El botín ha sido tan bueno que se multiplicaron los apostadores en la imparable subasta. A los suculentos negocios de Estados Unidos se sumaron mineras canadienses, banqueros y saqueadores eólicos de España, inversionistas e importadores chinos.
Un novedoso sistema empresarial paralelo e ilegal, llamémoslo
narcotráficopara abreviar, metió baza y la sacó colmada, en franco entendimiento funcional con los gobiernos (que lo combaten con oportuna ineficacia) y los poderes económicos transnacionales a los que allana terreno para vaciar y vaciar nuestra proverbial cornucopia.

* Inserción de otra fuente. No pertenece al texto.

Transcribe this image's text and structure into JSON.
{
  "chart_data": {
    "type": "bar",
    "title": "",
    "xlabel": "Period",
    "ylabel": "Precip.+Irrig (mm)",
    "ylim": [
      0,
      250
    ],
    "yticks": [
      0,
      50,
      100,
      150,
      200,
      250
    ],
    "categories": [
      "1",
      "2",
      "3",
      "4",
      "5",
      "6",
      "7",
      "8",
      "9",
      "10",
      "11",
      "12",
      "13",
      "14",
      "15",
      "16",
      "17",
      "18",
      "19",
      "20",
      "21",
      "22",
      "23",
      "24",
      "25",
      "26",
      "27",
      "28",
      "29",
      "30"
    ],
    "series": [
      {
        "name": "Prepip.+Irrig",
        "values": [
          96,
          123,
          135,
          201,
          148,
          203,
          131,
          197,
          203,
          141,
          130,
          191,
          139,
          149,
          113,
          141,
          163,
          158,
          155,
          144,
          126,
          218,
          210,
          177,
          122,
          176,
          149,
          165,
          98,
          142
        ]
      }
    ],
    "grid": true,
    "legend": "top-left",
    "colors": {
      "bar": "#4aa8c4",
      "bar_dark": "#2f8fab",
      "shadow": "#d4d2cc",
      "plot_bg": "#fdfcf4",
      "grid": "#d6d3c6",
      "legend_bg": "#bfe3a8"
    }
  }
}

En los viejos tiempos, los libros de texto gratuito de la Secretaría de Educación Pública nos enseñaban a millones de niños que vivíamos en el cuerno de la abundancia. Hasta la forma teníamos en el mapamundi.
De allí salían frutos, bellezas y riquezas inagotables. Hoy a nadie se le ocurre pregonar tan ingenua alegoría (¿dónde guardar la otrora citable Suave Patria, de Ramón López Velarde?) La abundancia no se acaba, nomás que ya no es nuestra.
Al comentar con agudeza el fallecimiento de Nelson Mandela, el periodista encarcelado Mumia Abu Jamal hace una referencia que viene al caso rescatar: Kwame Nkrumah, primer presidente de la Ghana poscolonial, dijo alguna vez que
la independencia política sin independencia económica es sólo una ilusión. Que nos lo digan a los mexicanos.
Cincuenta años les tomó a los gobernantes liquidar la impráctica soberanía nacional. De independencia queda el cascarón partido. Eso sí, con todas las de la ley.